The country’s overall demand for petroleum products has fallen as a result of the second Covid surge. Official data released on Wednesday showed that demand for petrol fell 13 per cent in April, while that for diesel dropped 7.5 per cent, compared to the previous month.

Written by Karunjit Singh | New Delhi |
May 13, 2021 3:01:33 am
Run rate is the proportion of crude processed by a refinery relative to its total processing capacity.

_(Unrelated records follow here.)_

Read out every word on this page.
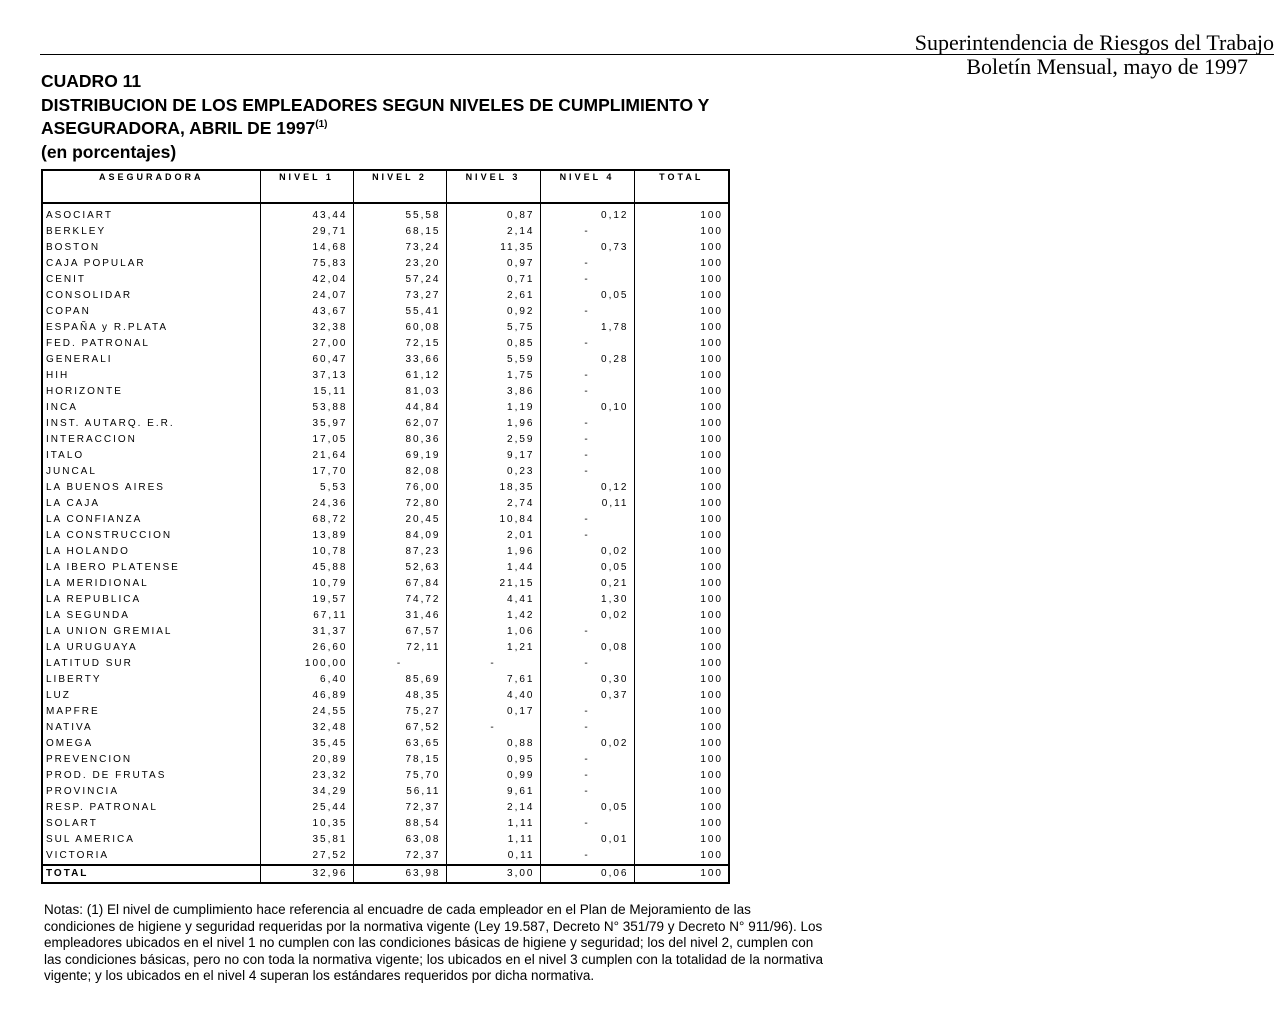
Superintendencia de Riesgos del Trabajo
Boletín Mensual, mayo de 1997
CUADRO 11
DISTRIBUCION DE LOS EMPLEADORES SEGUN NIVELES DE CUMPLIMIENTO Y
ASEGURADORA, ABRIL DE 1997$^{(1)}$
(en porcentajes)
ASEGURADORA	NIVEL 1	NIVEL 2	NIVEL 3	NIVEL 4	TOTAL

ASOCIART	43,44	55,58	0,87	0,12	100
BERKLEY	29,71	68,15	2,14	-	100
BOSTON	14,68	73,24	11,35	0,73	100
CAJA POPULAR	75,83	23,20	0,97	-	100
CENIT	42,04	57,24	0,71	-	100
CONSOLIDAR	24,07	73,27	2,61	0,05	100
COPAN	43,67	55,41	0,92	-	100
ESPAÑA y R.PLATA	32,38	60,08	5,75	1,78	100
FED. PATRONAL	27,00	72,15	0,85	-	100
GENERALI	60,47	33,66	5,59	0,28	100
HIH	37,13	61,12	1,75	-	100
HORIZONTE	15,11	81,03	3,86	-	100
INCA	53,88	44,84	1,19	0,10	100
INST. AUTARQ. E.R.	35,97	62,07	1,96	-	100
INTERACCION	17,05	80,36	2,59	-	100
ITALO	21,64	69,19	9,17	-	100
JUNCAL	17,70	82,08	0,23	-	100
LA BUENOS AIRES	5,53	76,00	18,35	0,12	100
LA CAJA	24,36	72,80	2,74	0,11	100
LA CONFIANZA	68,72	20,45	10,84	-	100
LA CONSTRUCCION	13,89	84,09	2,01	-	100
LA HOLANDO	10,78	87,23	1,96	0,02	100
LA IBERO PLATENSE	45,88	52,63	1,44	0,05	100
LA MERIDIONAL	10,79	67,84	21,15	0,21	100
LA REPUBLICA	19,57	74,72	4,41	1,30	100
LA SEGUNDA	67,11	31,46	1,42	0,02	100
LA UNION GREMIAL	31,37	67,57	1,06	-	100
LA URUGUAYA	26,60	72,11	1,21	0,08	100
LATITUD SUR	100,00	-	-	-	100
LIBERTY	6,40	85,69	7,61	0,30	100
LUZ	46,89	48,35	4,40	0,37	100
MAPFRE	24,55	75,27	0,17	-	100
NATIVA	32,48	67,52	-	-	100
OMEGA	35,45	63,65	0,88	0,02	100
PREVENCION	20,89	78,15	0,95	-	100
PROD. DE FRUTAS	23,32	75,70	0,99	-	100
PROVINCIA	34,29	56,11	9,61	-	100
RESP. PATRONAL	25,44	72,37	2,14	0,05	100
SOLART	10,35	88,54	1,11	-	100
SUL AMERICA	35,81	63,08	1,11	0,01	100
VICTORIA	27,52	72,37	0,11	-	100
TOTAL	32,96	63,98	3,00	0,06	100
Notas: (1) El nivel de cumplimiento hace referencia al encuadre de cada empleador en el Plan de Mejoramiento de las
condiciones de higiene y seguridad requeridas por la normativa vigente (Ley 19.587, Decreto N° 351/79 y Decreto N° 911/96). Los
empleadores ubicados en el nivel 1 no cumplen con las condiciones básicas de higiene y seguridad; los del nivel 2, cumplen con
las condiciones básicas, pero no con toda la normativa vigente; los ubicados en el nivel 3 cumplen con la totalidad de la normativa
vigente; y los ubicados en el nivel 4 superan los estándares requeridos por dicha normativa.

INDIAN OIL refiners are facing a double whammy: along with low refining margins, poor demand for petroleum products is leading to a build-up in inventories — forcing refiners to reduce run rates.

Sources said Indian Oil Corporation had reduced its refinery run rate to 88 per cent, while privatisation-bound Bharat Petroleum Corporation Ltd cut its run rate to 85 per cent of its refining capacity. Run rate is the proportion of crude processed by a refinery relative to its total processing capacity.

“ A build-up of bitumen, sulphur and diesel stocks have forced refineries to reduce production,” said an official, adding refiners were looking for options to evacuate rising stocks of petroleum products and speaking with large buyers, such as the Indian Railways, to pre-pone purchases.

The country’s overall demand for petroleum products has fallen as a result of the second Covid surge. Official data released on Wednesday showed that demand for petrol fell 13 per cent in April, while that for diesel dropped 7.5 per cent, compared to the previous month. Overall demand for petroleum products fell 9.4 per cent month-on-month. Year-on-year demand for petroleum products was up 82 per cent, however, as last April saw stricter restrictions on movement.

Sources told The Indian Express that refiners expected run rates might come down to 70-75 per cent if travel curbs are extended further, but they did not expect run rates to fall to the lows of 60-65 per cent seen in the lockdown of 2020.

Experts said lower refinery throughput would hit profitability for refiners who are facing low refining margins. “Operating costs per unit of production surge during times when refining runs are low, as the fixed costs of running refineries are not distributed over the total production capacity,” said Vivekanand Subbaraman, analyst at Ambit Capital, adding that low refining margins would also hit the profitability of Indian refiners.

Analysts added oil marketing companies (OMCs) were likely to raise petrol and diesel prices further. This was because increasing petrol by Rs 1.7 per litre and diesel by Rs 1.9 per litre this month had not yet accounted for the rise in international crude oil prices, which OMCs had not passed on for a 65-day period ending May 3 as a number of states went to elections.